The other thing I’ve noticed, is that plot ideas often come bubbling up as I read. Not that I’m thinking of plagiarizing the work of someone else, but I can go off on a tangent while reading a descriptive passage, or a scene. They trigger ideas for something completely different that I might want to add to my list of plot ideas for someday. I now have more ideas than I will ever use in this short lifetime...which I suspect is better than the opposite...brain freeze.

I used to be speed reader, rushing through a book to get to the end to find out what happened, impatient with any delay. Now I find I can savor a good book, read it in small bites, enjoy putting it down so I can pick it up later and stretch out the reading pleasure. I don’t know if this is something that will pass, or stick with me, but I hope it will last. One advantage of my earlier speed reading however, is I could pick up the same book a time later, and find I still enjoyed it. I suspect I will still be able to appreciate a good book the second time around.

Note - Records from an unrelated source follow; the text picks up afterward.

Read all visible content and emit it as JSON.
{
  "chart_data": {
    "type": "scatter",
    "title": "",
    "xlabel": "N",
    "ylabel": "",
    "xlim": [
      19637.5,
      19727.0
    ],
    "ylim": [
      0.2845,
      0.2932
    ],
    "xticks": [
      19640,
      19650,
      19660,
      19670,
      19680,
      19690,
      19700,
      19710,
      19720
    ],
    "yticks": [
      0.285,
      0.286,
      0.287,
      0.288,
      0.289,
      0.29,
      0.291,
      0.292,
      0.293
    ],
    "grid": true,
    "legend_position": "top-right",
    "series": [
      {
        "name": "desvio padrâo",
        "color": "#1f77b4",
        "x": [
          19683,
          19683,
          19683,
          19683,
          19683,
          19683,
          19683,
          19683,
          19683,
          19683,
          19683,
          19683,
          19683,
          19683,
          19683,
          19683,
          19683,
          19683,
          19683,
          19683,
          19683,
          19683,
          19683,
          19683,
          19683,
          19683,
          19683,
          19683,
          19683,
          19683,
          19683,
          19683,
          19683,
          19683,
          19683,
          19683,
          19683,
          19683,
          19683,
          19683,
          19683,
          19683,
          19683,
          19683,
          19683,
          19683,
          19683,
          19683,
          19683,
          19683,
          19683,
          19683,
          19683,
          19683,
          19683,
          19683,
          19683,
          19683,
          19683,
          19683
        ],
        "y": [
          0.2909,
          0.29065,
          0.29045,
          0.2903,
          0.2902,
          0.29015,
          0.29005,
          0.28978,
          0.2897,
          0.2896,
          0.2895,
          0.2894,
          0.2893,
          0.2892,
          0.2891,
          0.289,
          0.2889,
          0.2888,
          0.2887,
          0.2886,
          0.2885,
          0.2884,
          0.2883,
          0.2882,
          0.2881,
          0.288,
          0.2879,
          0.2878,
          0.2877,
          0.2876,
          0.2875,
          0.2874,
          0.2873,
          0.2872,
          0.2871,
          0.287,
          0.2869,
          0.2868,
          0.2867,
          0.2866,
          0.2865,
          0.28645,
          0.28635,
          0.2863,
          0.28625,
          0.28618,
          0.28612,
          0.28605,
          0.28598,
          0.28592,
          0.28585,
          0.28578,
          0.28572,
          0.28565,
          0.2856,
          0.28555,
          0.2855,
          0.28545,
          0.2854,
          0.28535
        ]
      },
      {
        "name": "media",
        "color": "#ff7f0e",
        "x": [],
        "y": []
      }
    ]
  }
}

Has writing changed the way you approach at a book? Are you more critical, or do you just sit back and enjoy what a fellow writer has created? I would be interested to know.

R.J.Hore

www.ronaldhore.com
www.facebook.com/RonaldJHore

The Dark Lady - February 2012
Housetrap - December 2012
Knight’s Bridge - March 2013
The Queen’s Pawn - April 2013
Dial M for Mudder - July 2013
House on Hollow Hill - Sept 2013

10 comments:

Big Mike said...

Since I started writing, I frankly have not had time to pick up a book, other than ones author friends asked for a critique. Something has to go when there's more to do than you have time.

Michael Davis (Davisstories.com)
Author of the Year (2008 and 2009)
Award of Excellence (2012)

Julie Eberhart Painter said...

I am reading more and enjoying books more. I look at structure and logic. I've always read at a fast talking pace, so the editing comes naturally.

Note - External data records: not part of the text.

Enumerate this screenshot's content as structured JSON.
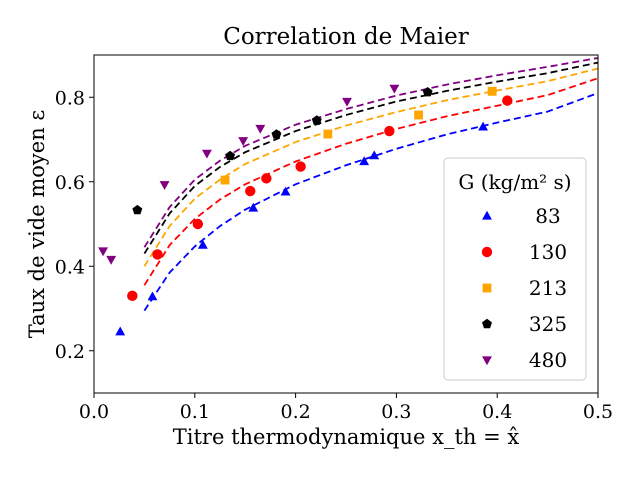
{
  "chart_data": {
    "type": "scatter",
    "title": "Correlation de Maier",
    "xlabel": "Titre thermodynamique x_th = x̂",
    "ylabel": "Taux de vide moyen ε",
    "xlim": [
      0.0,
      0.5
    ],
    "ylim": [
      0.1,
      0.9
    ],
    "xticks": [
      0.0,
      0.1,
      0.2,
      0.3,
      0.4,
      0.5
    ],
    "xtick_labels": [
      "0.0",
      "0.1",
      "0.2",
      "0.3",
      "0.4",
      "0.5"
    ],
    "yticks": [
      0.2,
      0.4,
      0.6,
      0.8
    ],
    "ytick_labels": [
      "0.2",
      "0.4",
      "0.6",
      "0.8"
    ],
    "grid": false,
    "legend": {
      "title": "G (kg/m² s)",
      "placement": "center-right"
    },
    "series": [
      {
        "name": "83",
        "color": "#0000ff",
        "marker": "triangle-up",
        "points": [
          [
            0.026,
            0.245
          ],
          [
            0.058,
            0.328
          ],
          [
            0.108,
            0.45
          ],
          [
            0.158,
            0.538
          ],
          [
            0.19,
            0.576
          ],
          [
            0.268,
            0.648
          ],
          [
            0.278,
            0.662
          ],
          [
            0.386,
            0.73
          ]
        ],
        "fit": [
          [
            0.05,
            0.295
          ],
          [
            0.075,
            0.385
          ],
          [
            0.1,
            0.447
          ],
          [
            0.125,
            0.495
          ],
          [
            0.15,
            0.534
          ],
          [
            0.2,
            0.594
          ],
          [
            0.25,
            0.639
          ],
          [
            0.3,
            0.678
          ],
          [
            0.35,
            0.712
          ],
          [
            0.4,
            0.74
          ],
          [
            0.45,
            0.766
          ],
          [
            0.5,
            0.81
          ]
        ]
      },
      {
        "name": "130",
        "color": "#ff0000",
        "marker": "circle",
        "points": [
          [
            0.038,
            0.33
          ],
          [
            0.063,
            0.428
          ],
          [
            0.103,
            0.5
          ],
          [
            0.155,
            0.578
          ],
          [
            0.171,
            0.608
          ],
          [
            0.205,
            0.636
          ],
          [
            0.293,
            0.72
          ],
          [
            0.41,
            0.792
          ]
        ],
        "fit": [
          [
            0.05,
            0.355
          ],
          [
            0.075,
            0.45
          ],
          [
            0.1,
            0.512
          ],
          [
            0.125,
            0.558
          ],
          [
            0.15,
            0.594
          ],
          [
            0.2,
            0.648
          ],
          [
            0.25,
            0.69
          ],
          [
            0.3,
            0.725
          ],
          [
            0.35,
            0.755
          ],
          [
            0.4,
            0.78
          ],
          [
            0.45,
            0.805
          ],
          [
            0.5,
            0.845
          ]
        ]
      },
      {
        "name": "213",
        "color": "#ffa500",
        "marker": "square",
        "points": [
          [
            0.13,
            0.604
          ],
          [
            0.232,
            0.713
          ],
          [
            0.322,
            0.758
          ],
          [
            0.395,
            0.814
          ]
        ],
        "fit": [
          [
            0.05,
            0.4
          ],
          [
            0.075,
            0.495
          ],
          [
            0.1,
            0.56
          ],
          [
            0.125,
            0.605
          ],
          [
            0.15,
            0.642
          ],
          [
            0.2,
            0.694
          ],
          [
            0.25,
            0.733
          ],
          [
            0.3,
            0.765
          ],
          [
            0.35,
            0.793
          ],
          [
            0.4,
            0.816
          ],
          [
            0.45,
            0.838
          ],
          [
            0.5,
            0.868
          ]
        ]
      },
      {
        "name": "325",
        "color": "#000000",
        "marker": "pentagon",
        "points": [
          [
            0.043,
            0.533
          ],
          [
            0.135,
            0.661
          ],
          [
            0.181,
            0.712
          ],
          [
            0.221,
            0.745
          ],
          [
            0.331,
            0.812
          ]
        ],
        "fit": [
          [
            0.05,
            0.43
          ],
          [
            0.075,
            0.525
          ],
          [
            0.1,
            0.59
          ],
          [
            0.125,
            0.635
          ],
          [
            0.15,
            0.67
          ],
          [
            0.2,
            0.72
          ],
          [
            0.25,
            0.758
          ],
          [
            0.3,
            0.79
          ],
          [
            0.35,
            0.815
          ],
          [
            0.4,
            0.837
          ],
          [
            0.45,
            0.857
          ],
          [
            0.5,
            0.882
          ]
        ]
      },
      {
        "name": "480",
        "color": "#800080",
        "marker": "triangle-down",
        "points": [
          [
            0.009,
            0.436
          ],
          [
            0.017,
            0.416
          ],
          [
            0.07,
            0.593
          ],
          [
            0.112,
            0.667
          ],
          [
            0.148,
            0.697
          ],
          [
            0.165,
            0.726
          ],
          [
            0.251,
            0.79
          ],
          [
            0.298,
            0.821
          ]
        ],
        "fit": [
          [
            0.05,
            0.445
          ],
          [
            0.075,
            0.54
          ],
          [
            0.1,
            0.605
          ],
          [
            0.125,
            0.65
          ],
          [
            0.15,
            0.685
          ],
          [
            0.2,
            0.735
          ],
          [
            0.25,
            0.772
          ],
          [
            0.3,
            0.804
          ],
          [
            0.35,
            0.83
          ],
          [
            0.4,
            0.852
          ],
          [
            0.45,
            0.872
          ],
          [
            0.5,
            0.893
          ]
        ]
      }
    ]
  }
}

Currently My Sister's Keeper, by Jodi Picoult, is wrenching my gut. She's a genious at knowing human nature and being able to go from one point of view or one time period and be completely in that moment. I can't put it down, yet I worry that it will end and the next book won't come up to this one. I also recommend her recent novel, The Storyteller, just now dropping down in the Best Sellers' List after a long run.

TKToppin said...

Yep, I have to agree to all of that. So, ditto!!

Jude Johnson said...

Writing has ruined my leisure reading. I get frustrated with sloppy editing and poor syntax. I can't help but think, "And this was published by a major house? Pah!"
Still, I try to make time to read as much as I can and try to shut off the critical voices so the story takes over.

Wallace Cass Jr. said...

I have to echo what Big Mike said. I've been so preoccupied with my own writing that I don't have the time to read any outside stuff.

Big Mike said...

Same with me JJ. Amazing the poor quality control on products from the big houses. Even thought its painful, our publisher (Champagne Books) has editors not afraid to bleed a quart of blood on our MS.

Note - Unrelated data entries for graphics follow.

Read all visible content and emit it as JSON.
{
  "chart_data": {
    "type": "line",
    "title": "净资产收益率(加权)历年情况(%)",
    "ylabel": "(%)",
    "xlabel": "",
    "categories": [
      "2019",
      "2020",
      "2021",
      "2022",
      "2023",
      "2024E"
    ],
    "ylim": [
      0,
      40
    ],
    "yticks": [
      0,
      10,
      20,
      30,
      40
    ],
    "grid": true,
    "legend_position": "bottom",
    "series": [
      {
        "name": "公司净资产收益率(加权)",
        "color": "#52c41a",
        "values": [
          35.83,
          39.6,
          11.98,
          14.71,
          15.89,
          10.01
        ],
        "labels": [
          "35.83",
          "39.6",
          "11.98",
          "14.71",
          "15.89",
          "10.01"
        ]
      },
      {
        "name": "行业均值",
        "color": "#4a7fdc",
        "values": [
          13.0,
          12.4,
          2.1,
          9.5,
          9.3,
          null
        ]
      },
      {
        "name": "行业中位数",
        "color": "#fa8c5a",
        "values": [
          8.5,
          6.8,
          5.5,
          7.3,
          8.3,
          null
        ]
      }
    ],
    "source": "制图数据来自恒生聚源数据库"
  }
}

Michael Davis (Davisstories.com)
Author of the Year (2008 and 2009)
Award of Excellence (2012)

Yvonne Hertzberger said...

I find that being a writer has, in some ways, diminished my ability to enjoy reading for pleasure. I see errors that I would not have noticed previously and have more difficulty suspending disbelief when things become less plausible.

Big Mike said...

Agree with ya Yvonne.

Think part of it is that we become addicted to the ability to shape and mode a story the way we like it to twist and turn. And where can we do that magic? When we create our own fictional world in our novels.

Michael Davis (Davisstories.com)
Author of the Year (2008 and 2009)
Award of Excellence (2012)

Nikki said...

As writer and editor, I find my pleasure in reading has both increased and decreased. I wince more at bad writing and poor editing, and I can barely stand to read the newspaper anymore.

Conversely, when I chance upon the good stuff (Jodi Picoult being one shining example), my pleasure is doubled because I know how hard it is to accomplish. I will read and re-read a passage for sheer joy.

Fortunately, both the bad and the good inspire me to work harder and teach me how to do better. So it's all good.

Julie Eberhart Painter said...

Reading good contemporary writing has set me free to try things my teachers told me never to do. Because of Jodi Picoult, I am going to redo my memoir, dropping in the info where it's important and cutting the fat out.